O direito permitiu a Carlos V
herdar múltiplos Estados europeus como quem herda uma casa ou uma quinta. Mas
Portugal gozava de independência política há quatro séculos e meio, com muito
sangue derramado na preservação da sua independência; e os juristas, que
estavam do lado de António,
sustentavam que Portugal gozava do direito de eleger o rei. Assim o fizera nas
Cortes de Coimbra de 1385 quando elegeu
rei o Mestre de Avis e até na proclamação do cardeal-rei Henrique.

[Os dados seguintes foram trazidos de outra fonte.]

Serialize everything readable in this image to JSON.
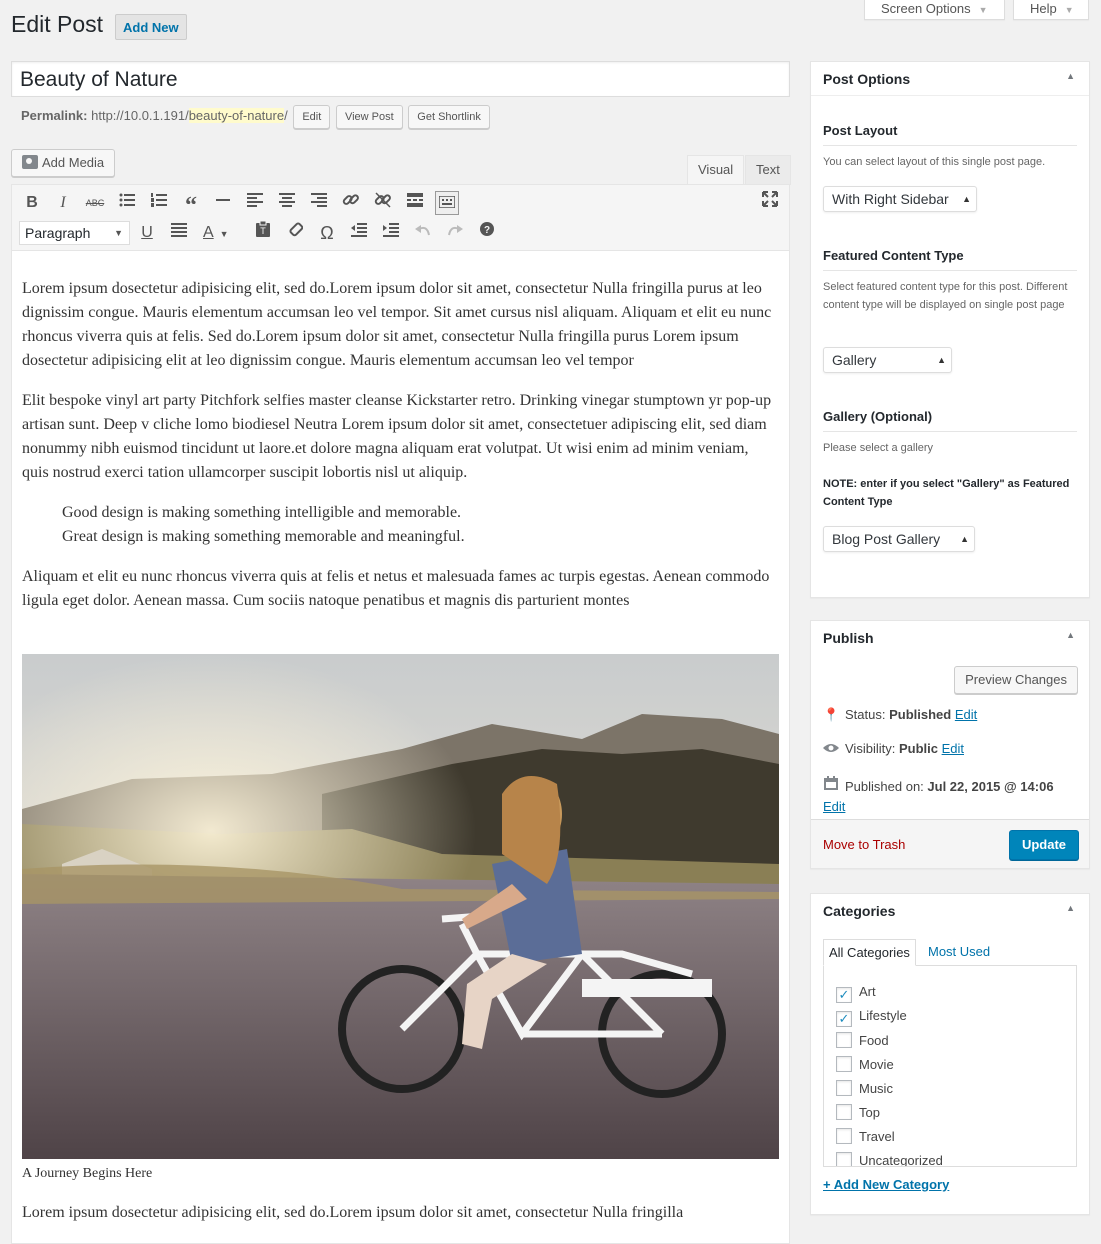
{
  "screen_meta": {
    "screen_options_label": "Screen Options",
    "help_label": "Help"
  },
  "header": {
    "title": "Edit Post",
    "add_new_label": "Add New"
  },
  "post": {
    "title": "Beauty of Nature",
    "permalink_label": "Permalink:",
    "permalink_base": "http://10.0.1.191/",
    "permalink_slug": "beauty-of-nature",
    "permalink_end": "/",
    "edit_label": "Edit",
    "view_post_label": "View Post",
    "get_shortlink_label": "Get Shortlink"
  },
  "editor": {
    "add_media_label": "Add Media",
    "tab_visual": "Visual",
    "tab_text": "Text",
    "format_select": "Paragraph",
    "paragraphs": [
      "Lorem ipsum dosectetur adipisicing elit, sed do.Lorem ipsum dolor sit amet, consectetur Nulla fringilla purus at leo dignissim congue. Mauris elementum accumsan leo vel tempor. Sit amet cursus nisl aliquam. Aliquam et elit eu nunc rhoncus viverra quis at felis. Sed do.Lorem ipsum dolor sit amet, consectetur Nulla fringilla purus Lorem ipsum dosectetur adipisicing elit at leo dignissim congue. Mauris elementum accumsan leo vel tempor",
      "Elit bespoke vinyl art party Pitchfork selfies master cleanse Kickstarter retro. Drinking vinegar stumptown yr pop-up artisan sunt. Deep v cliche lomo biodiesel Neutra Lorem ipsum dolor sit amet, consectetuer adipiscing elit, sed diam nonummy nibh euismod tincidunt ut laore.et dolore magna aliquam erat volutpat. Ut wisi enim ad minim veniam, quis nostrud exerci tation ullamcorper suscipit lobortis nisl ut aliquip."
    ],
    "quote_line1": "Good design is making something intelligible and memorable.",
    "quote_line2": "Great design is making something memorable and meaningful.",
    "paragraph3": "Aliquam et elit eu nunc rhoncus viverra quis at felis et netus et malesuada fames ac turpis egestas. Aenean commodo ligula eget dolor. Aenean massa. Cum sociis natoque penatibus et magnis dis parturient montes",
    "image_caption": "A Journey Begins Here",
    "paragraph_after": "Lorem ipsum dosectetur adipisicing elit, sed do.Lorem ipsum dolor sit amet, consectetur Nulla fringilla"
  },
  "post_options": {
    "title": "Post Options",
    "layout_title": "Post Layout",
    "layout_desc": "You can select layout of this single post page.",
    "layout_value": "With Right Sidebar",
    "featured_title": "Featured Content Type",
    "featured_desc": "Select featured content type for this post. Different content type will be displayed on single post page",
    "featured_value": "Gallery",
    "gallery_title": "Gallery (Optional)",
    "gallery_desc": "Please select a gallery",
    "gallery_note": "NOTE: enter if you select \"Gallery\" as Featured Content Type",
    "gallery_value": "Blog Post Gallery"
  },
  "publish": {
    "title": "Publish",
    "preview_label": "Preview Changes",
    "status_label": "Status:",
    "status_value": "Published",
    "visibility_label": "Visibility:",
    "visibility_value": "Public",
    "published_label": "Published on:",
    "published_value": "Jul 22, 2015 @ 14:06",
    "edit_link": "Edit",
    "trash_label": "Move to Trash",
    "update_label": "Update"
  },
  "categories": {
    "title": "Categories",
    "tab_all": "All Categories",
    "tab_used": "Most Used",
    "items": [
      {
        "label": "Art",
        "checked": true
      },
      {
        "label": "Lifestyle",
        "checked": true
      },
      {
        "label": "Food",
        "checked": false
      },
      {
        "label": "Movie",
        "checked": false
      },
      {
        "label": "Music",
        "checked": false
      },
      {
        "label": "Top",
        "checked": false
      },
      {
        "label": "Travel",
        "checked": false
      },
      {
        "label": "Uncategorized",
        "checked": false
      }
    ],
    "add_new_label": "+ Add New Category"
  },
  "colors": {
    "primary_button": "#0085ba",
    "link": "#0073aa",
    "trash": "#a00",
    "slug_highlight": "#fffbcc"
  }
}
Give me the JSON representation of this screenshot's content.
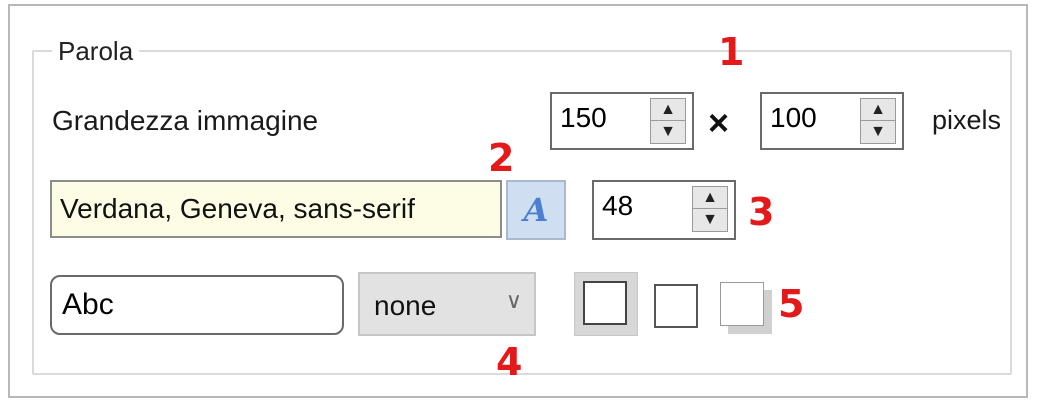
{
  "group": {
    "title": "Parola"
  },
  "image_size": {
    "label": "Grandezza immagine",
    "width": "150",
    "separator": "×",
    "height": "100",
    "unit": "pixels"
  },
  "font": {
    "family": "Verdana, Geneva, sans-serif",
    "button_glyph": "A",
    "size": "48"
  },
  "preview": {
    "text": "Abc"
  },
  "decoration": {
    "selected": "none"
  },
  "spinner": {
    "up": "▲",
    "down": "▼"
  },
  "icons": {
    "dropdown_chevron": "∨"
  },
  "annotations": {
    "a1": "1",
    "a2": "2",
    "a3": "3",
    "a4": "4",
    "a5": "5"
  },
  "colors": {
    "annotation": "#e41a1a",
    "font_field_bg": "#fdfde6",
    "font_button_bg": "#cfdef0"
  }
}
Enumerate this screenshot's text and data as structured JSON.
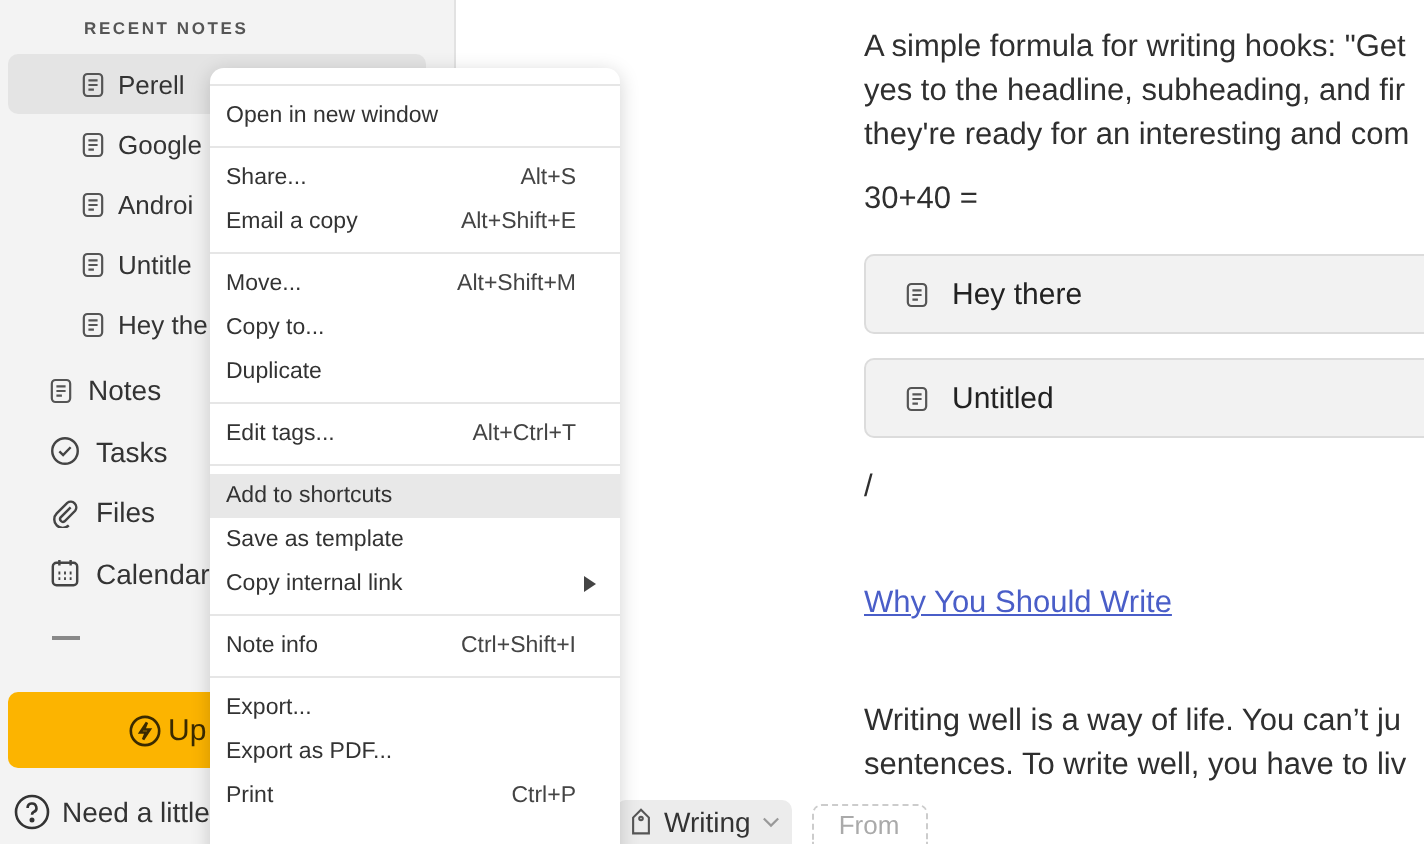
{
  "sidebar": {
    "section_title": "RECENT NOTES",
    "recent_notes": [
      {
        "label": "Perell",
        "selected": true
      },
      {
        "label": "Google",
        "selected": false
      },
      {
        "label": "Androi",
        "selected": false
      },
      {
        "label": "Untitle",
        "selected": false
      },
      {
        "label": "Hey the",
        "selected": false
      }
    ],
    "nav_items": [
      {
        "label": "Notes",
        "kind": "note"
      },
      {
        "label": "Tasks",
        "kind": "task"
      },
      {
        "label": "Files",
        "kind": "file"
      },
      {
        "label": "Calendar",
        "kind": "calendar"
      }
    ],
    "upgrade_button": "Up",
    "help_link": "Need a little"
  },
  "context_menu": {
    "groups": [
      [
        {
          "label": "Open in new window",
          "selected": false
        }
      ],
      [
        {
          "label": "Share...",
          "shortcut": "Alt+S",
          "selected": false
        },
        {
          "label": "Email a copy",
          "shortcut": "Alt+Shift+E",
          "selected": false
        }
      ],
      [
        {
          "label": "Move...",
          "shortcut": "Alt+Shift+M",
          "selected": false
        },
        {
          "label": "Copy to...",
          "selected": false
        },
        {
          "label": "Duplicate",
          "selected": false
        }
      ],
      [
        {
          "label": "Edit tags...",
          "shortcut": "Alt+Ctrl+T",
          "selected": false
        }
      ],
      [
        {
          "label": "Add to shortcuts",
          "selected": true
        },
        {
          "label": "Save as template",
          "selected": false
        },
        {
          "label": "Copy internal link",
          "submenu": true,
          "selected": false
        }
      ],
      [
        {
          "label": "Note info",
          "shortcut": "Ctrl+Shift+I",
          "selected": false
        }
      ],
      [
        {
          "label": "Export...",
          "selected": false
        },
        {
          "label": "Export as PDF...",
          "selected": false
        },
        {
          "label": "Print",
          "shortcut": "Ctrl+P",
          "selected": false
        }
      ]
    ]
  },
  "editor": {
    "paragraph_lines": [
      "A simple formula for writing hooks: \"Get",
      "yes to the headline, subheading, and fir",
      "they're ready for an interesting and com"
    ],
    "equation": "30+40 =",
    "embedded_notes": [
      "Hey there",
      "Untitled"
    ],
    "slash": "/",
    "link": "Why You Should Write",
    "paragraph2_lines": [
      "Writing well is a way of life. You can’t ju",
      "sentences. To write well, you have to liv"
    ],
    "footer": {
      "tag": "Writing",
      "from_field": {
        "placeholder": "From"
      }
    }
  }
}
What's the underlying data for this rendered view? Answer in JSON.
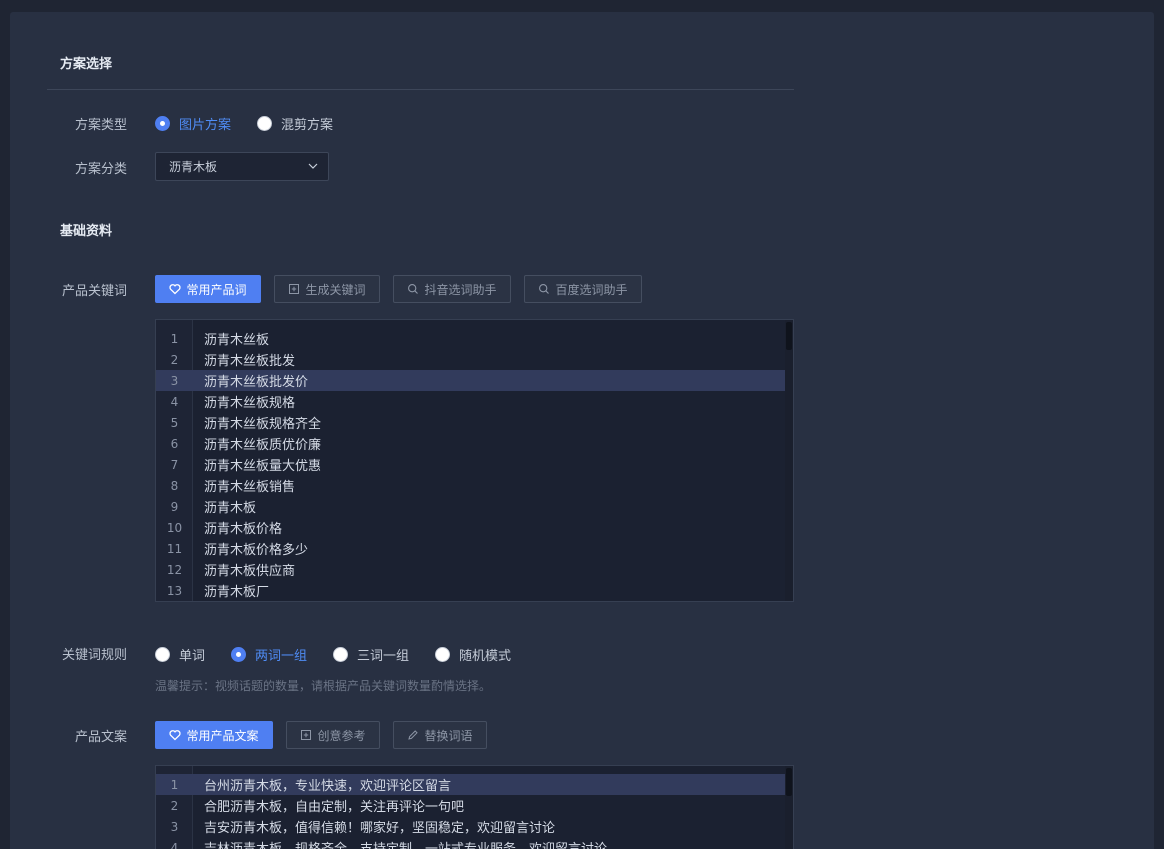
{
  "plan_section": {
    "title": "方案选择",
    "type_label": "方案类型",
    "type_options": [
      {
        "label": "图片方案",
        "checked": true
      },
      {
        "label": "混剪方案",
        "checked": false
      }
    ],
    "category_label": "方案分类",
    "category_value": "沥青木板"
  },
  "basic_section": {
    "title": "基础资料",
    "keyword_label": "产品关键词",
    "keyword_buttons": {
      "common": "常用产品词",
      "generate": "生成关键词",
      "douyin": "抖音选词助手",
      "baidu": "百度选词助手"
    },
    "keyword_lines": [
      {
        "num": "1",
        "text": "沥青木丝板"
      },
      {
        "num": "2",
        "text": "沥青木丝板批发"
      },
      {
        "num": "3",
        "text": "沥青木丝板批发价"
      },
      {
        "num": "4",
        "text": "沥青木丝板规格"
      },
      {
        "num": "5",
        "text": "沥青木丝板规格齐全"
      },
      {
        "num": "6",
        "text": "沥青木丝板质优价廉"
      },
      {
        "num": "7",
        "text": "沥青木丝板量大优惠"
      },
      {
        "num": "8",
        "text": "沥青木丝板销售"
      },
      {
        "num": "9",
        "text": "沥青木板"
      },
      {
        "num": "10",
        "text": "沥青木板价格"
      },
      {
        "num": "11",
        "text": "沥青木板价格多少"
      },
      {
        "num": "12",
        "text": "沥青木板供应商"
      },
      {
        "num": "13",
        "text": "沥青木板厂"
      }
    ],
    "keyword_active_line": 3,
    "rule_label": "关键词规则",
    "rule_options": [
      {
        "label": "单词",
        "checked": false
      },
      {
        "label": "两词一组",
        "checked": true
      },
      {
        "label": "三词一组",
        "checked": false
      },
      {
        "label": "随机模式",
        "checked": false
      }
    ],
    "rule_hint": "温馨提示：视频话题的数量，请根据产品关键词数量酌情选择。",
    "copy_label": "产品文案",
    "copy_buttons": {
      "common": "常用产品文案",
      "creative": "创意参考",
      "replace": "替换词语"
    },
    "copy_lines": [
      {
        "num": "1",
        "text": "台州沥青木板，专业快速，欢迎评论区留言"
      },
      {
        "num": "2",
        "text": "合肥沥青木板，自由定制，关注再评论一句吧"
      },
      {
        "num": "3",
        "text": "吉安沥青木板，值得信赖！哪家好，坚固稳定，欢迎留言讨论"
      },
      {
        "num": "4",
        "text": "吉林沥青木板，规格齐全，支持定制，一站式专业服务，欢迎留言讨论"
      }
    ],
    "copy_active_line": 1
  },
  "colors": {
    "accent": "#4f7ff2",
    "background": "#1f2533",
    "panel": "#283042"
  }
}
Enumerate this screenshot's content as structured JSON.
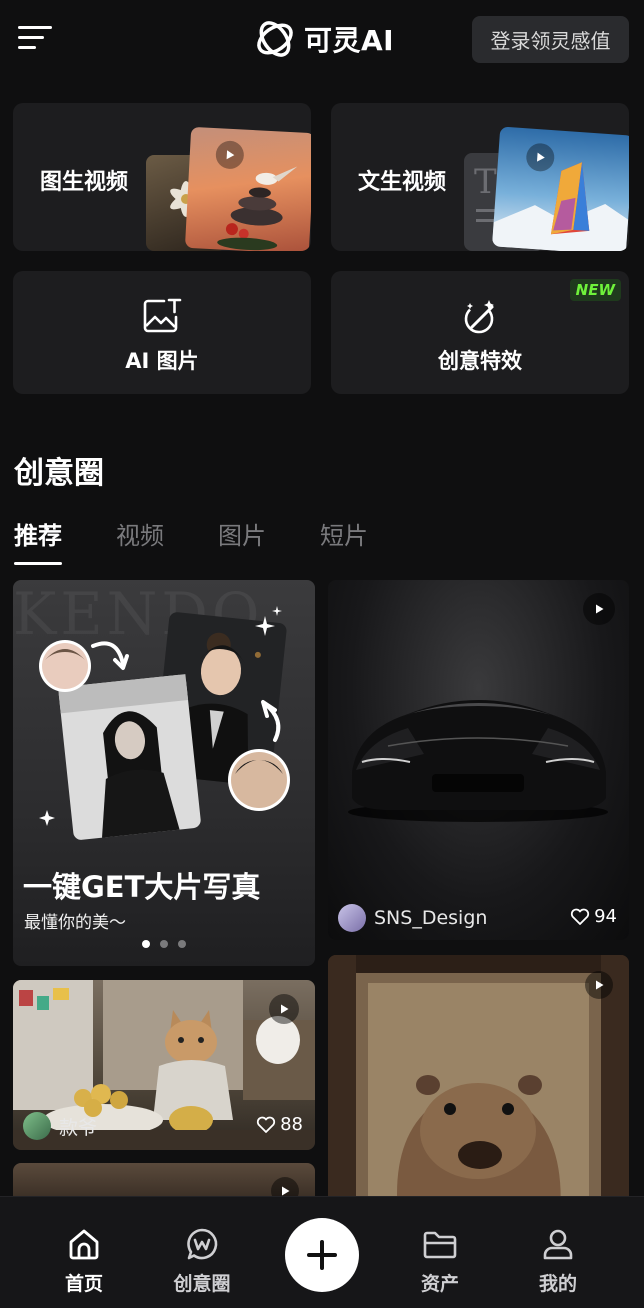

De qualquer
dos modos, meio ano passado sobre a morte do cardeal-rei Henrique, Filipe II
não teve outro remédio senão avançar para a conquista. Lisboa, a cabeça do
reino, caiu pela força das armas e não só pela força dos argumentos jurídicos e
do dinheiro. E no rescaldo da batalha de Alcântara, o termo e a própria cidade
foram sujeitas a saque. Durante dias os soldados castelhanos, alemães,
italianos, até turcos, e alguns portugueses assaltaram as quintas, as igrejas e
as casas dos arrabaldes. Havia lá muita riqueza. Os conventos e igrejas que conseguiram
impedir o roubo tiveram de pagar primeiro. Só num mosteiro os soldados colheram
mais de 400 000 ducados.
Não
se pode já fazer outra coisa senão enforcar estes velhacos que aqui temos, os
mais notáveis, e fazer enforcar outros em Santarém e em Tomar e em mais
povoados onde foi cometido o crime assinalado, ou seja, o de
lesa-majestade, escreva o duque de Alba, comandante dos invasores. Em Lisboa
lavrou uma pilhagem disfarçada. Diziam: tomaste o partido de António, e prendiam o acusado e
ficavam-lhe com os bens. Não escaparam ao assalto os mosteiros de São Bento, de
São Roque e de Nossa Senhora da Graça, onde os moradores tinham recolhido parte
da sua riqueza. Roubaram as mercadorias da Ribeira e os navios da armada de António. Escapou a frota da Índia e o
edifício da Alfândega». In António Borges Coelho, Os Filipes,
Editorial Caminho, 2015, ISBN 978-972-212-740-0.